Sono passati più di 80 anni dalla pubblicazione di Capitalismo, socialismo, democrazia e il tema della sopravvivenza del capitalismo è ancora attuale, reso più stringente dalla crisi ambientale. Il pensiero di Schumpeter può essere ritenuto, al riguardo, paradossale ma, forse proprio per questo, altamente stimolante.
Dopo la crisi degli anni Trenta, il patto sociale fordista in salsa keynesiana ha rappresentato una via d’uscita, garantendo una stabilità economica storicamente eccezionale grazie alla crescita simultanea di profitti e salari. Eppure, per Schumpeter, il trionfo del fordismo sarebbe la causa principale del declino del sistema capitalista.

Il paradigma fordista è entrato in crisi nei tardi anni Sessanta negli Usa e negli anni Settanta in Europa e Giappone. Le cause sono quelle profetizzate da Schumpeter ma anche quelle auspicate da Marx: l’insorgere del conflitto di classe. Ma nei tardi anni Settanta e negli anni Ottanta un nuovo processo di distruzione creatrice si è diffuso, favorendo la nascita del nuovo paradigma tecnologico dell’ICT (Information Communication Technology) e smentendo la previsione che il gigantismo industriale avrebbe portato alla scomparsa del capitalismo.
La nuova fase del capitalismo, che alcuni chiamano capitalismo bio-cognitivo o delle piattaforme, è stata in grado di sviluppare una potenza innovativa che ha strutturalmente trasformato i processi di valorizzazione e accumulazione tra finanziarizzazione e internazionalizzazione selettiva della produzione e della logistica.

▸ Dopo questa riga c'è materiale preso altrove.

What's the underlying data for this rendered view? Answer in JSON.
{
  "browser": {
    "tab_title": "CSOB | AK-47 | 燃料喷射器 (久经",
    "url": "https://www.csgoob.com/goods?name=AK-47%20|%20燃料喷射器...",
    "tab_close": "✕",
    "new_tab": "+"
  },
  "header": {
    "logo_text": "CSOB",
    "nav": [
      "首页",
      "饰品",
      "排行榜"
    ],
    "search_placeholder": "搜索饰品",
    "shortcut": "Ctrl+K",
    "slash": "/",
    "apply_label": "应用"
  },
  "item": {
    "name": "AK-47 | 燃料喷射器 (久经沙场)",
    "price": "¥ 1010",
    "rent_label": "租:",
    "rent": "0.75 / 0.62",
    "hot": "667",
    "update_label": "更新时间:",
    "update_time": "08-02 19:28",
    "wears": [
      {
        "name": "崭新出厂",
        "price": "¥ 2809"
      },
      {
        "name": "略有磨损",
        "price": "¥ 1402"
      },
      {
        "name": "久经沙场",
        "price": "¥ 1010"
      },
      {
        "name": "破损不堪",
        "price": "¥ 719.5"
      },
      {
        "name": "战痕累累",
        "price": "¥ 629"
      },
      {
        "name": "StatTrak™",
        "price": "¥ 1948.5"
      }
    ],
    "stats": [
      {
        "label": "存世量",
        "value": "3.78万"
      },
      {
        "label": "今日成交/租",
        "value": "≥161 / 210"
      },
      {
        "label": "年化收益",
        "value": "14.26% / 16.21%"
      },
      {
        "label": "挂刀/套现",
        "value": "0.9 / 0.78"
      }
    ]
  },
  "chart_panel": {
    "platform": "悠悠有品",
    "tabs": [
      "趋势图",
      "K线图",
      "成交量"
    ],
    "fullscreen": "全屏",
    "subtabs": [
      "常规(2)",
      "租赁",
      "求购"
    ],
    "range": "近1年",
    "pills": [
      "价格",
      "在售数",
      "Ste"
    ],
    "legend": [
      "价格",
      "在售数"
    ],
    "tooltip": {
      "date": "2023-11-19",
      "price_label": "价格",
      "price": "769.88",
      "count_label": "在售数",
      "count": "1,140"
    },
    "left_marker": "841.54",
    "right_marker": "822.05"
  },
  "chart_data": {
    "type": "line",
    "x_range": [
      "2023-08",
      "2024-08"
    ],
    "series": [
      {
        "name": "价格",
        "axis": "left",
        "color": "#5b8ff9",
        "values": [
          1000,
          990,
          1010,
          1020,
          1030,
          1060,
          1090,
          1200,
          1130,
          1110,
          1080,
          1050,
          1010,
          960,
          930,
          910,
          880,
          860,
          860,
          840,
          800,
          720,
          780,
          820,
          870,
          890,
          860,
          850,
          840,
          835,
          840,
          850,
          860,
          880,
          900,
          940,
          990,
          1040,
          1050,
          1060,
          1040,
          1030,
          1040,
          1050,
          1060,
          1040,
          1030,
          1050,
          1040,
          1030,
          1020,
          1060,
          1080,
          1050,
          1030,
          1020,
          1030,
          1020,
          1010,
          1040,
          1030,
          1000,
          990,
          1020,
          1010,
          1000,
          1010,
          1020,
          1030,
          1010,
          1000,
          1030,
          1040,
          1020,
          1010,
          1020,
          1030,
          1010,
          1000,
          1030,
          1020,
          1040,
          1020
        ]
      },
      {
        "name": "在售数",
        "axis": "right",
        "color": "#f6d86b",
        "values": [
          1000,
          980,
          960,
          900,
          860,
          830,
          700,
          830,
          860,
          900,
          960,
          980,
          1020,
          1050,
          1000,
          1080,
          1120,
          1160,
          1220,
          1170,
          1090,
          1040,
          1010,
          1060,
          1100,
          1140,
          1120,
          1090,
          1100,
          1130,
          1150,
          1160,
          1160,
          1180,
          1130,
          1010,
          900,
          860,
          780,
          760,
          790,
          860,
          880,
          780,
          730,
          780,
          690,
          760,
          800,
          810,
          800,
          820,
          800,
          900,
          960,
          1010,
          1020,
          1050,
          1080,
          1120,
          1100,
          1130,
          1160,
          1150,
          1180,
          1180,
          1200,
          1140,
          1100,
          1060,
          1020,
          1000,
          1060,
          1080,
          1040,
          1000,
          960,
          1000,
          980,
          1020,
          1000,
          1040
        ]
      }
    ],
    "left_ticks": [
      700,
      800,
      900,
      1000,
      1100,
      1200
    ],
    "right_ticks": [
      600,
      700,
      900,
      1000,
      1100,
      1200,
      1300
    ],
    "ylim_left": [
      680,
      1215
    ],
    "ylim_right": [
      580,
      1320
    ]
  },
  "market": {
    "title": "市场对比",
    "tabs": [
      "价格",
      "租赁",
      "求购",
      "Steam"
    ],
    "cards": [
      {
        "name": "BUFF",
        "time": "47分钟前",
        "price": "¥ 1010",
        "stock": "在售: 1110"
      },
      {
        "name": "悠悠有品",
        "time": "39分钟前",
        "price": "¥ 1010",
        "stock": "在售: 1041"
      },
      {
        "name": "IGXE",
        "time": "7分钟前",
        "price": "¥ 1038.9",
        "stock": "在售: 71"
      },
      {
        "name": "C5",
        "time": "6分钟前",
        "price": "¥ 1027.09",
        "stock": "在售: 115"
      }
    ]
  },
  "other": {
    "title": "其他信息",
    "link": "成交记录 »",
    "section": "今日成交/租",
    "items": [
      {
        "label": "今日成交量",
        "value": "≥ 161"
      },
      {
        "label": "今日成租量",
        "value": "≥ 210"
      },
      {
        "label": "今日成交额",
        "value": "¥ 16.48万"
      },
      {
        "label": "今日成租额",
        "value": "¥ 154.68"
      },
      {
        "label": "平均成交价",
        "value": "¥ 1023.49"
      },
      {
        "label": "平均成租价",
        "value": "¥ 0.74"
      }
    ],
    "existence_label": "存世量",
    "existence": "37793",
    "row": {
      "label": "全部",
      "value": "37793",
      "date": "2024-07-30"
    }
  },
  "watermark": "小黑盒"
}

NE CONSEGUE che il sistema capitalistico è in grado di sopravvivere solo attuando un processo costante di metamorfosi che, Schumpeter ci suggerisce, non è frutto del suo divenire. In altre parole, il capitalismo da solo non può salvarsi. Ha bisogno di stimoli che provengono dall’esterno. E qui entra in gioco Marx, che a differenza di Schumpeter ritiene che fattori esogeni al capitalismo possono mutarne la struttura, con la possibilità di compensarne la deriva. Che siano le forze anticapitalistiche a garantire la sopravvivenza del capitalismo stesso?